India's timid banking renaissance
Indian banking is all aflutter. Last month the country’s central bank finally unveiled the rules under which it plans to hand out new bank licences for the first time in a decade.
Dozens of companies, including many of those led by India’s most celebrated corporate elite, are now busying themselves with applications.
The process ought to bring about a welcome shake-up of India’s banking industry, introducing fresh blood into a sector struggling to provide the financing its nation needs for future decades of rapid growth.
Unfortunately this already looks unlikely, an especially disappointing outcome given the fact that the case for a vibrant new generation of private sector banks looks so strong.

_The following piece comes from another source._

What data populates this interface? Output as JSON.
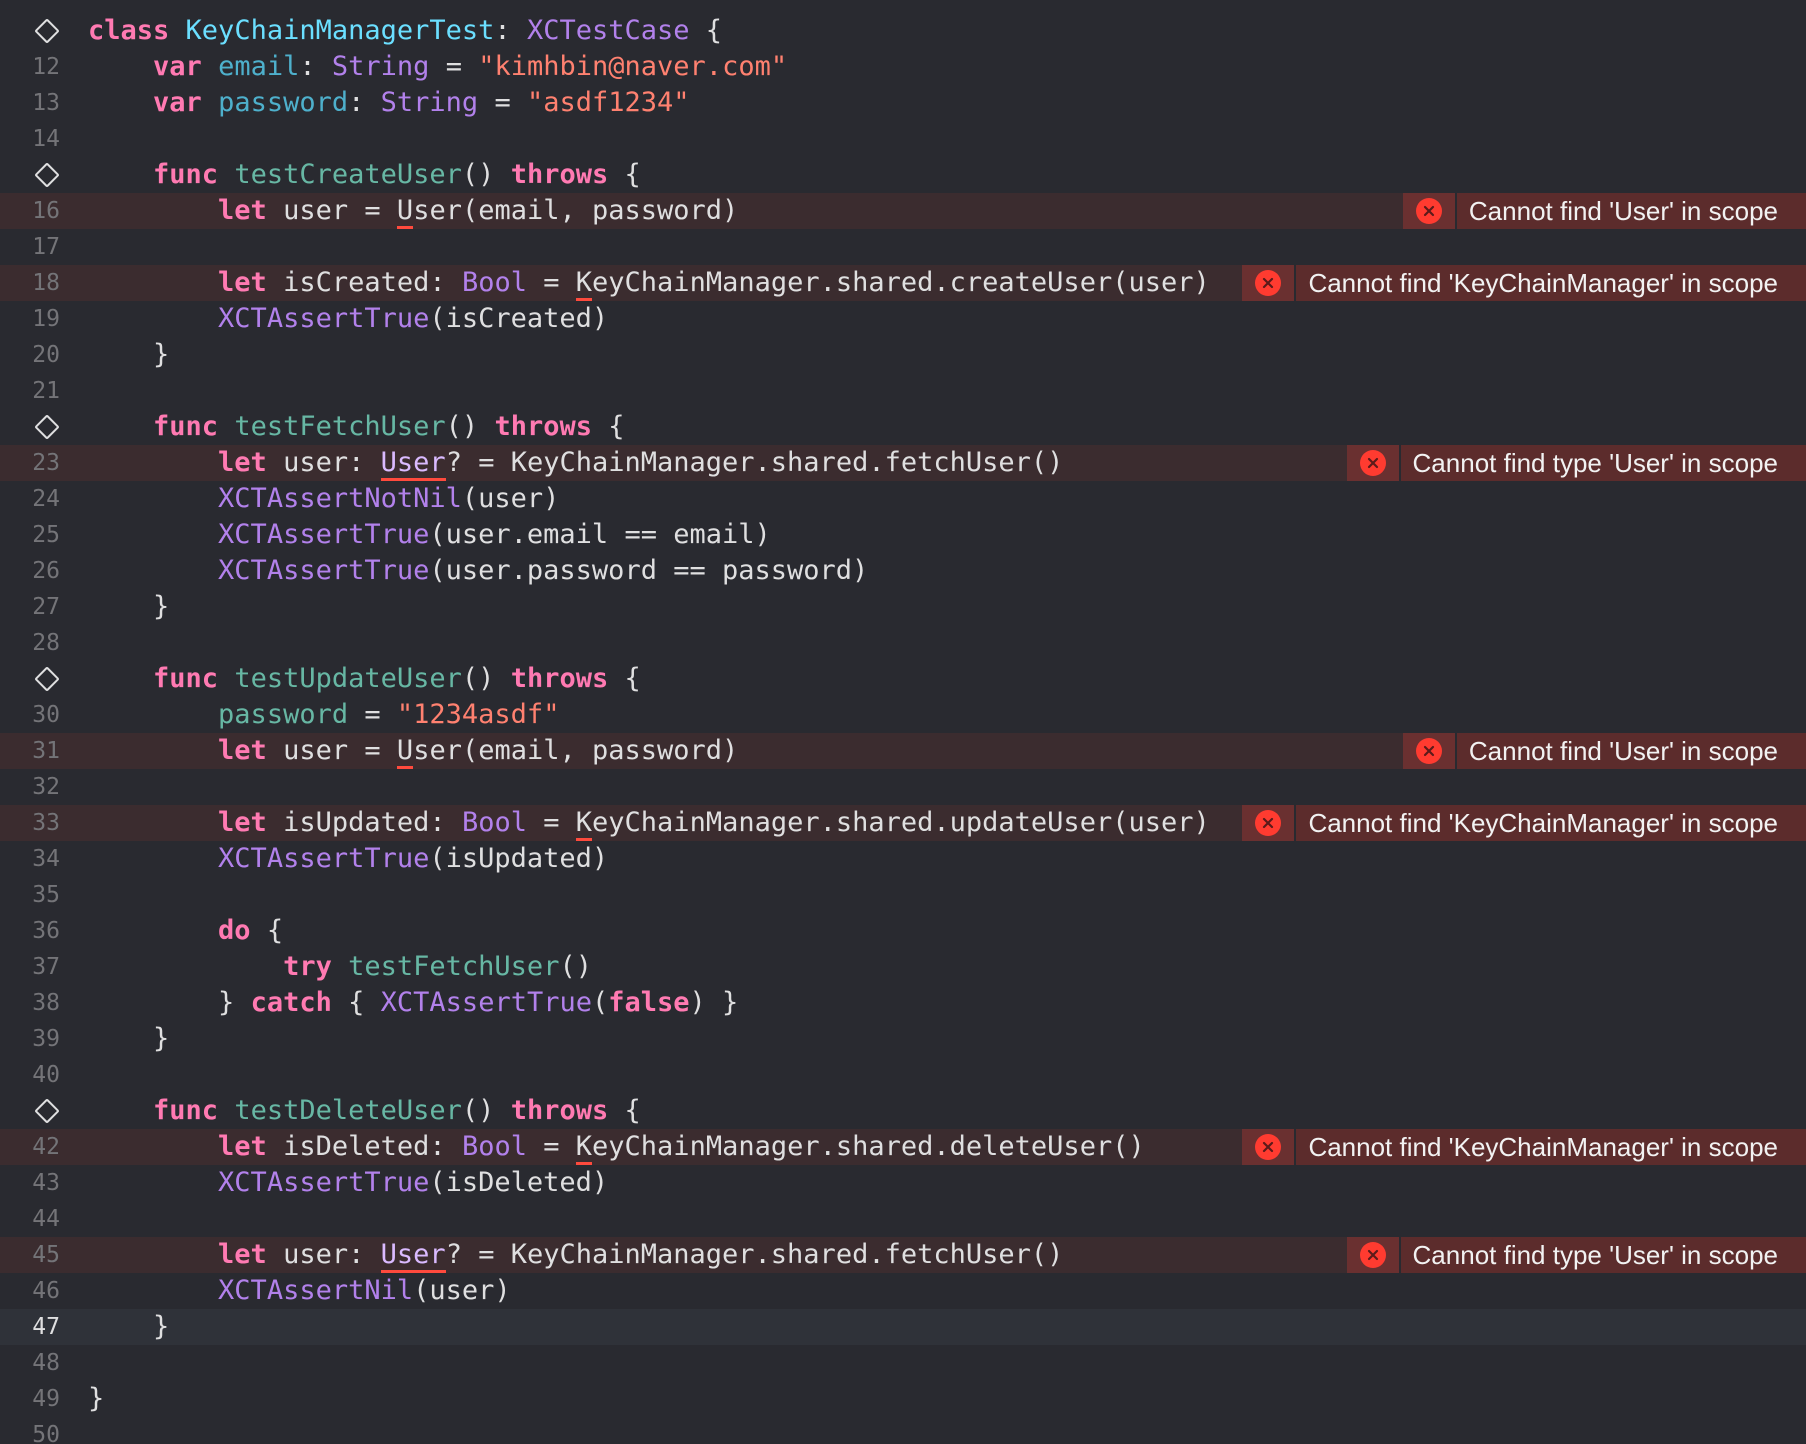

India’s is a curious, hybrid system, in which three-quarters of the market remains in state hands, the legacy of former prime minister Indira Gandhi’s decision to nationalise all banks in the 1970s.

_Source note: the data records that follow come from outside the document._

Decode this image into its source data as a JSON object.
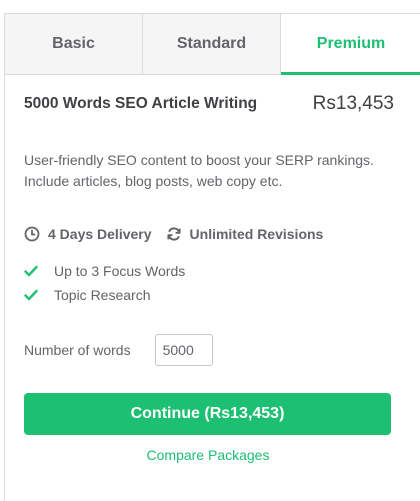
{
  "tabs": [
    {
      "label": "Basic",
      "active": false
    },
    {
      "label": "Standard",
      "active": false
    },
    {
      "label": "Premium",
      "active": true
    }
  ],
  "package": {
    "title": "5000 Words SEO Article Writing",
    "price": "Rs13,453",
    "description": "User-friendly SEO content to boost your SERP rankings. Include articles, blog posts, web copy etc.",
    "delivery": "4 Days Delivery",
    "revisions": "Unlimited Revisions",
    "features": [
      "Up to 3 Focus Words",
      "Topic Research"
    ]
  },
  "words": {
    "label": "Number of words",
    "value": "5000"
  },
  "actions": {
    "continue_label": "Continue (Rs13,453)",
    "compare_label": "Compare Packages"
  },
  "colors": {
    "accent": "#1dbf73",
    "text": "#404145",
    "muted": "#62646a",
    "border": "#dadbdd"
  },
  "icons": {
    "delivery": "clock-icon",
    "revisions": "refresh-icon",
    "feature": "check-icon"
  }
}
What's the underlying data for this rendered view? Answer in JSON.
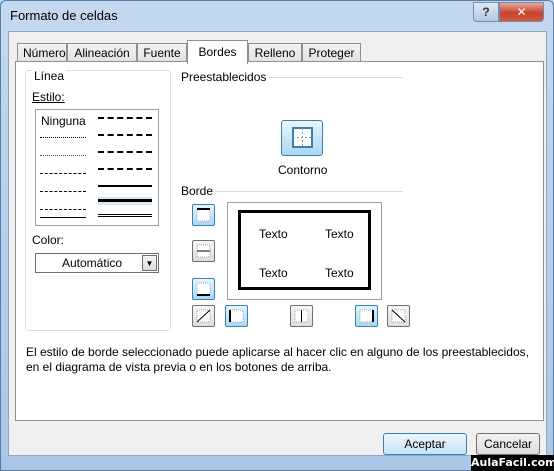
{
  "window": {
    "title": "Formato de celdas"
  },
  "titlebar": {
    "help_icon": "?",
    "close_icon": "✕"
  },
  "tabs": [
    {
      "label": "Número"
    },
    {
      "label": "Alineación"
    },
    {
      "label": "Fuente"
    },
    {
      "label": "Bordes",
      "active": true
    },
    {
      "label": "Relleno"
    },
    {
      "label": "Proteger"
    }
  ],
  "linea": {
    "group_label": "Línea",
    "estilo_label": "Estilo:",
    "none_label": "Ninguna",
    "color_label": "Color:",
    "color_value": "Automático"
  },
  "preestablecidos": {
    "label": "Preestablecidos",
    "contorno_label": "Contorno"
  },
  "borde": {
    "label": "Borde"
  },
  "preview": {
    "cells": [
      "Texto",
      "Texto",
      "Texto",
      "Texto"
    ]
  },
  "footer": {
    "text": "El estilo de borde seleccionado puede aplicarse al hacer clic en alguno de los preestablecidos, en el diagrama de vista previa o en los botones de arriba."
  },
  "buttons": {
    "accept": "Aceptar",
    "cancel": "Cancelar"
  },
  "watermark": "AulaFacil.com",
  "colors": {
    "accent_blue": "#3c7fb1",
    "button_on": "#a9d9f3",
    "close_red": "#c7432a"
  }
}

Newer private operators make up about a fifth, with the balance taken up by a sliver of foreign groups whose operations are hamstrung by strict limits on the number of branches they may open.

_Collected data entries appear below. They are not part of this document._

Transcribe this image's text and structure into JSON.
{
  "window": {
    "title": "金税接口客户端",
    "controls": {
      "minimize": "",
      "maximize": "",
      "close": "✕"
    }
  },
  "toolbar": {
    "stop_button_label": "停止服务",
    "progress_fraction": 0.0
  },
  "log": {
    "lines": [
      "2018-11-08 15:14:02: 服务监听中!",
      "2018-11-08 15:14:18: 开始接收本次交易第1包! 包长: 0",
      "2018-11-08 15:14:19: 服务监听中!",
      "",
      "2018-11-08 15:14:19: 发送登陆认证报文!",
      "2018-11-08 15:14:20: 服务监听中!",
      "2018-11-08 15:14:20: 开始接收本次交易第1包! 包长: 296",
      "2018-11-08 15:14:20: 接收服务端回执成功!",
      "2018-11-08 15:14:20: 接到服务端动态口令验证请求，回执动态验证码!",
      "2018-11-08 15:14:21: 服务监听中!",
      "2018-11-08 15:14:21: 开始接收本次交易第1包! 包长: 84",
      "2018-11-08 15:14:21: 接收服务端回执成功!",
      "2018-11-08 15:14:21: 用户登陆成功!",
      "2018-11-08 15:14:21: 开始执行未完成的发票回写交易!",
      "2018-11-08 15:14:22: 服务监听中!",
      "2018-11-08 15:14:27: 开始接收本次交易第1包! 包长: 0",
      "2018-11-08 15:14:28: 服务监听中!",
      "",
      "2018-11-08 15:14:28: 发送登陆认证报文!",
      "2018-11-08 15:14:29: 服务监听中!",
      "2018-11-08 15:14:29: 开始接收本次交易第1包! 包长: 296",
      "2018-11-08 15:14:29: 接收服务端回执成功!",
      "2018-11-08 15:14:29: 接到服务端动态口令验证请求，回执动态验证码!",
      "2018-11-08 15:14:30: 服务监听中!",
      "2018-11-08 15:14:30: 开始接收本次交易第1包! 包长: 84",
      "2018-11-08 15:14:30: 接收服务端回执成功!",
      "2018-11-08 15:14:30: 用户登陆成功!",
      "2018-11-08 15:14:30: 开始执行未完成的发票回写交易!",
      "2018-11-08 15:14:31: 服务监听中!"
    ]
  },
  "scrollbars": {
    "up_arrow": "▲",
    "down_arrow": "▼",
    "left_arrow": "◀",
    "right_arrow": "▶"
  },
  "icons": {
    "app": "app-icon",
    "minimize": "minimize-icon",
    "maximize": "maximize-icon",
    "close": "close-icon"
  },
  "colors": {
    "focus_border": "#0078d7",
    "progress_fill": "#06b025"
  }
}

In some ways this lopsided sector has performed well; with banks that are cautiously regulated, well capitalised and which made it through the global financial crisis with little drama.
However, elsewhere signs of trouble are growing. The public banks are a particular worry, suffering from uneven management, low productivity and rising bad debts.
The sector overall is distorted by regulations too, not least the requirement that all banks must park about a quarter of deposits in government bonds – a handy way to fund a rising fiscal deficit, but hardly an efficient use of capital.
More importantly, India’s banks lack the scale necessary to support the expansion of the country’s largest businesses, especially given government targets to invest about $1 trillion in infrastructure by 2017, roughly half through the private sector.
Here the comparison with China is stark: India’s commercial banking system has assets of about $1.5 trillion, according to the Reserve Bank of India, less than those held by any one of the four largest Chinese banks.
Not all of these issues will be solved simply by creating a few new banks, of course, but such a process could play a positive role nonetheless.
India’s private banks might have limited market share, but most are well managed and profitable, including the two largest, ICICI and HDFC Bank, which won licences in the early 1990s.
They also suffer far fewer bad debts than their public sector competitors, and have proved more innovative in introducing new products and technology – part of the reason it seems sensible to create more in the same vein.
Indeed, the problem with the central bank’s approach is not that it is mistaken to issue new licences, but that it is likely to issue too few, and to do so too slowly.
Speed is hardly the regulator’s forte, but even so its plans to hand out just four or five licences, and then perhaps not even until later next year, seem excessively cautious. The few winners will then take a year to set up, possibly three more to break even, and then a decade again to build up any real scale. It hardly amounts to a vigorous shake-up.
More to the point, it isn’t obvious that any limit on the number of new licences is needed at all. As C. Rangarajan, head of the economic advisory council to India’s prime minister, wrote recently: “There should be no bar on the entry of new banks; a closed system can only become oligopolistic.”
Instead, the central bank could move towards a set-up in which any business that meets its already stringent criteria could expect to win a licence, gradually opening the sector up to new competition.
And what of scale? As Chanda Kochhar, ICICI chief executive, noted in an interview with the Financial Times, India’s banks will grow much larger over the coming decades, in step with its expanding economy. However, it would be helpful if they could do so more quickly still, and in particular if the government relaxed restrictions that stop private banks – be they existing or new entrants – taking over some of the worst-performing public sector operators.
None of this would amount to a revolution in Indian banking. But, creating more banks in the mould of the country’s best, and letting them grow more quickly, would be a solid step in the right direction.